A single-phase transformer has maximum efficiency of 98%. The core losses are 80 W and the equivalent winding resistance as seen from the primary side is 0.5 \( \Omega \). The rated current on the primary side is 25 A. The percentage of the rated input current at which the maximum efficiency occurs is

• A. 35.7%
• B. 50.6%
• C. 80.5%
• D. 100%

Hint:

For maximum efficiency in a transformer, the copper losses must equal the core losses. Use this condition to find the operating current at maximum efficiency.

Answer 1

The Correct Option is B

For maximum efficiency, the condition is that the copper losses equal the core losses.

Step 1: Calculate copper losses.
The copper loss \( P_{\text{cu}} \) is given by: \[ P_{\text{cu}} = I_{\text{load}}^2 \times R, \] where \( I_{\text{load}} \) is the load current and \( R \) is the equivalent winding resistance.

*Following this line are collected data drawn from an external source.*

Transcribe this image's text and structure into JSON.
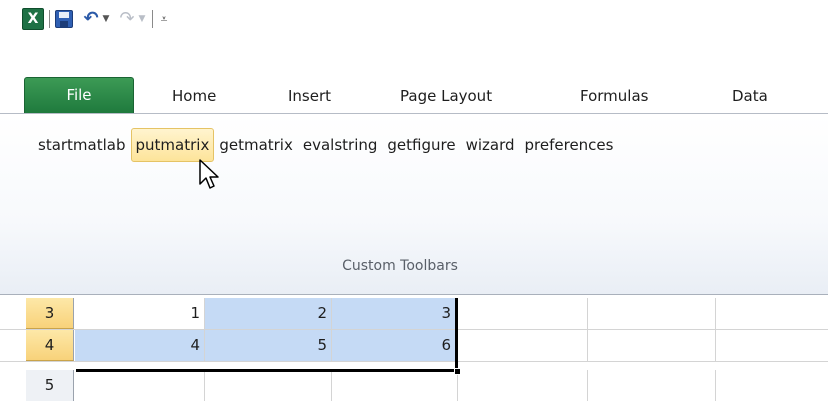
{
  "qat": {
    "app_icon_letter": "X",
    "icons": [
      "excel-icon",
      "save-icon",
      "undo-icon",
      "redo-icon",
      "customize-quick-access-icon"
    ],
    "undo_glyph": "↶",
    "redo_glyph": "↷",
    "caret_glyph": "▼",
    "customize_glyph": "⩡"
  },
  "tabs": {
    "file": "File",
    "home": "Home",
    "insert": "Insert",
    "page_layout": "Page Layout",
    "formulas": "Formulas",
    "data": "Data"
  },
  "ribbon": {
    "buttons": [
      "startmatlab",
      "putmatrix",
      "getmatrix",
      "evalstring",
      "getfigure",
      "wizard",
      "preferences"
    ],
    "active_button": "putmatrix",
    "group_label": "Custom Toolbars"
  },
  "grid": {
    "rows": [
      {
        "header": "3",
        "selected": true,
        "cells": [
          "1",
          "2",
          "3"
        ]
      },
      {
        "header": "4",
        "selected": true,
        "cells": [
          "4",
          "5",
          "6"
        ]
      },
      {
        "header": "5",
        "selected": false,
        "cells": [
          "",
          "",
          ""
        ]
      }
    ]
  },
  "colors": {
    "file_tab": "#1f7a3d",
    "selection_fill": "#c5daf5",
    "row_header_selected": "#f8d27a",
    "button_hover": "#fde49a"
  }
}
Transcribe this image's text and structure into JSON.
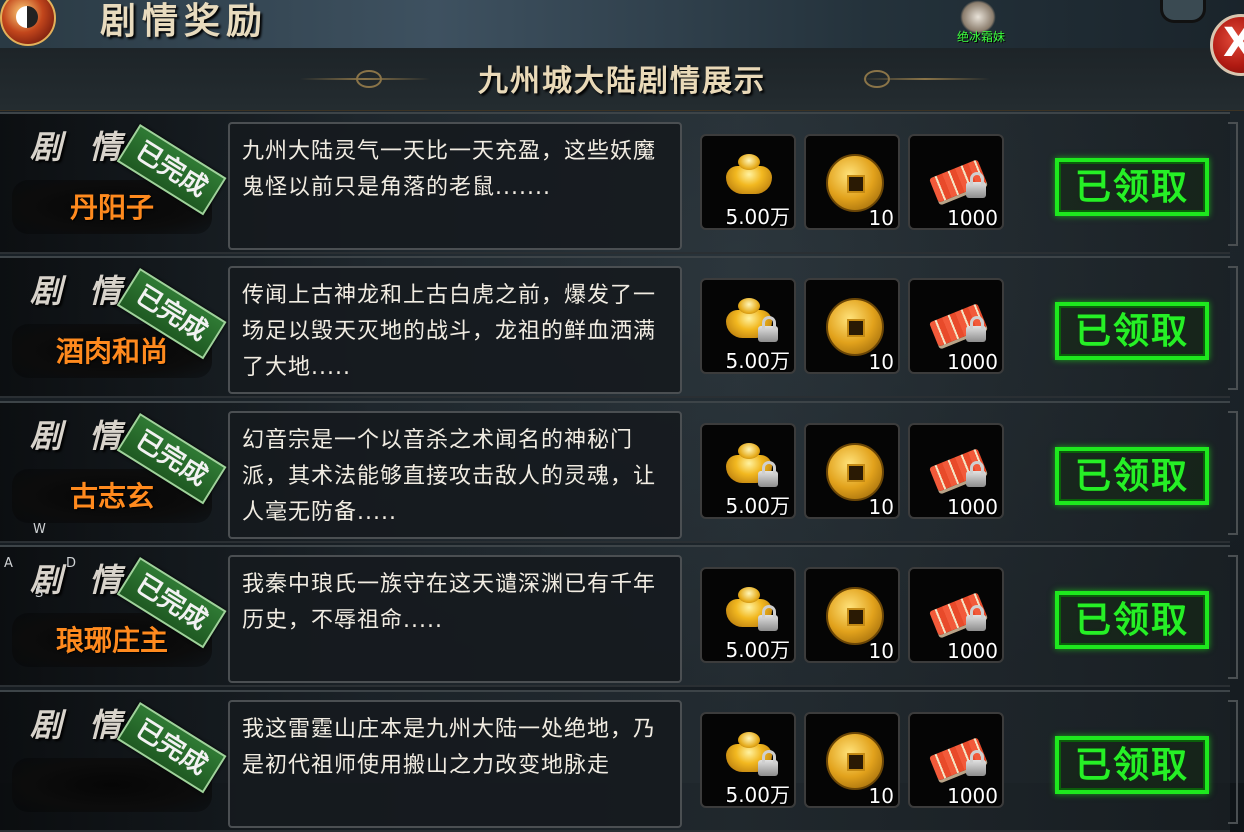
{
  "window": {
    "title": "剧情奖励",
    "top_char_name": "绝冰霜妹",
    "close_label": "X"
  },
  "panel": {
    "title": "九州城大陆剧情展示"
  },
  "row_labels": {
    "story_label": "剧 情:",
    "completed_stamp": "已完成",
    "claim_button": "已领取"
  },
  "rewards": {
    "gold_qty": "5.00万",
    "coin_qty": "10",
    "scroll_qty": "1000",
    "icons": [
      "gold-ingot-icon",
      "copper-coin-icon",
      "talisman-scroll-icon"
    ]
  },
  "rows": [
    {
      "npc": "丹阳子",
      "text": "九州大陆灵气一天比一天充盈，这些妖魔鬼怪以前只是角落的老鼠......."
    },
    {
      "npc": "酒肉和尚",
      "text": "传闻上古神龙和上古白虎之前，爆发了一场足以毁天灭地的战斗，龙祖的鲜血洒满了大地....."
    },
    {
      "npc": "古志玄",
      "text": "幻音宗是一个以音杀之术闻名的神秘门派，其术法能够直接攻击敌人的灵魂，让人毫无防备....."
    },
    {
      "npc": "琅琊庄主",
      "text": "我秦中琅氏一族守在这天谴深渊已有千年历史，不辱祖命....."
    },
    {
      "npc": "",
      "text": "我这雷霆山庄本是九州大陆一处绝地，乃是初代祖师使用搬山之力改变地脉走"
    }
  ],
  "wasd": {
    "w": "W",
    "a": "A",
    "d": "D",
    "s": "S"
  },
  "colors": {
    "npc_name": "#ff8a1e",
    "claim_green": "#1ee81e",
    "stamp_green": "#2f7a34",
    "title_text": "#e9d9b8"
  }
}
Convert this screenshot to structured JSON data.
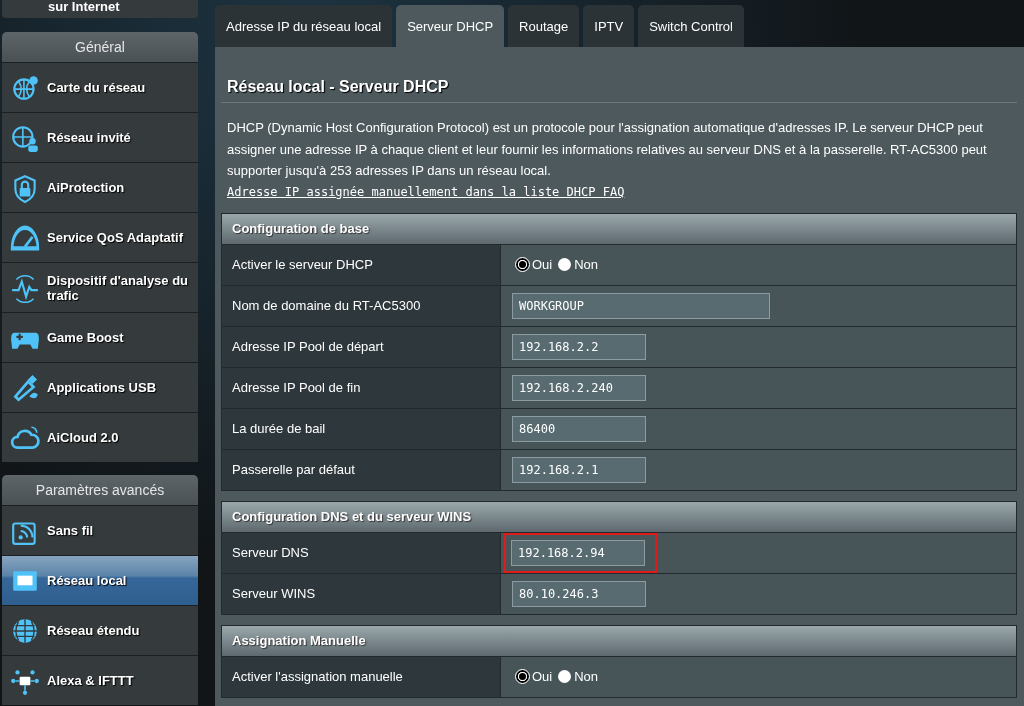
{
  "sidebar": {
    "top_item": "sur Internet",
    "sections": [
      {
        "title": "Général",
        "items": [
          {
            "label": "Carte du réseau",
            "selected": false
          },
          {
            "label": "Réseau invité",
            "selected": false
          },
          {
            "label": "AiProtection",
            "selected": false
          },
          {
            "label": "Service QoS Adaptatif",
            "selected": false
          },
          {
            "label": "Dispositif d'analyse du trafic",
            "selected": false
          },
          {
            "label": "Game Boost",
            "selected": false
          },
          {
            "label": "Applications USB",
            "selected": false
          },
          {
            "label": "AiCloud 2.0",
            "selected": false
          }
        ]
      },
      {
        "title": "Paramètres avancés",
        "items": [
          {
            "label": "Sans fil",
            "selected": false
          },
          {
            "label": "Réseau local",
            "selected": true
          },
          {
            "label": "Réseau étendu",
            "selected": false
          },
          {
            "label": "Alexa & IFTTT",
            "selected": false
          }
        ]
      }
    ]
  },
  "tabs": [
    {
      "label": "Adresse IP du réseau local",
      "selected": false
    },
    {
      "label": "Serveur DHCP",
      "selected": true
    },
    {
      "label": "Routage",
      "selected": false
    },
    {
      "label": "IPTV",
      "selected": false
    },
    {
      "label": "Switch Control",
      "selected": false
    }
  ],
  "content": {
    "title": "Réseau local - Serveur DHCP",
    "description": "DHCP (Dynamic Host Configuration Protocol) est un protocole pour l'assignation automatique d'adresses IP. Le serveur DHCP peut assigner une adresse IP à chaque client et leur fournir les informations relatives au serveur DNS et à la passerelle. RT-AC5300 peut supporter jusqu'à 253 adresses IP dans un réseau local.",
    "link": "Adresse IP assignée manuellement dans la liste DHCP FAQ",
    "sections": [
      {
        "title": "Configuration de base",
        "rows": [
          {
            "kind": "radio",
            "label": "Activer le serveur DHCP",
            "options": [
              {
                "label": "Oui",
                "selected": true
              },
              {
                "label": "Non",
                "selected": false
              }
            ]
          },
          {
            "kind": "wide_text",
            "label": "Nom de domaine du RT-AC5300",
            "value": "WORKGROUP",
            "highlighted": false
          },
          {
            "kind": "text",
            "label": "Adresse IP Pool de départ",
            "value": "192.168.2.2",
            "highlighted": false
          },
          {
            "kind": "text",
            "label": "Adresse IP Pool de fin",
            "value": "192.168.2.240",
            "highlighted": false
          },
          {
            "kind": "text",
            "label": "La durée de bail",
            "value": "86400",
            "highlighted": false
          },
          {
            "kind": "text",
            "label": "Passerelle par défaut",
            "value": "192.168.2.1",
            "highlighted": false
          }
        ]
      },
      {
        "title": "Configuration DNS et du serveur WINS",
        "rows": [
          {
            "kind": "text",
            "label": "Serveur DNS",
            "value": "192.168.2.94",
            "highlighted": true
          },
          {
            "kind": "text",
            "label": "Serveur WINS",
            "value": "80.10.246.3",
            "highlighted": false
          }
        ]
      },
      {
        "title": "Assignation Manuelle",
        "rows": [
          {
            "kind": "radio",
            "label": "Activer l'assignation manuelle",
            "options": [
              {
                "label": "Oui",
                "selected": true
              },
              {
                "label": "Non",
                "selected": false
              }
            ]
          }
        ]
      }
    ]
  }
}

Step 2: Set up the maximum efficiency condition.
At maximum efficiency, copper losses equal core losses, i.e.: \[ P_{\text{cu}} = P_{\text{core}} = 80 \, \text{W}. \] Substituting into the copper loss formula: \[ I_{\text{load}}^2 \times 0.5 = 80. \]

Step 3: Solve for \( I_{\text{load}} \).
Solving for \( I_{\text{load}} \): \[ I_{\text{load}}^2 = \frac{80}{0.5} = 160. \] \[ I_{\text{load}} = \sqrt{160} = 12.65 \, \text{A}. \]

Step 4: Calculate the percentage of rated current.
The rated current is given as 25 A. The percentage of the rated current is: \[ \text{Percentage} = \frac{I_{\text{load}}}{I_{\text{rated}}} \times 100 = \frac{12.65}{25} \times 100 = 50.6%. \] Thus, the percentage of the rated input current at which the maximum efficiency occurs is \( 50.6% \).

Final Answer: 50.6%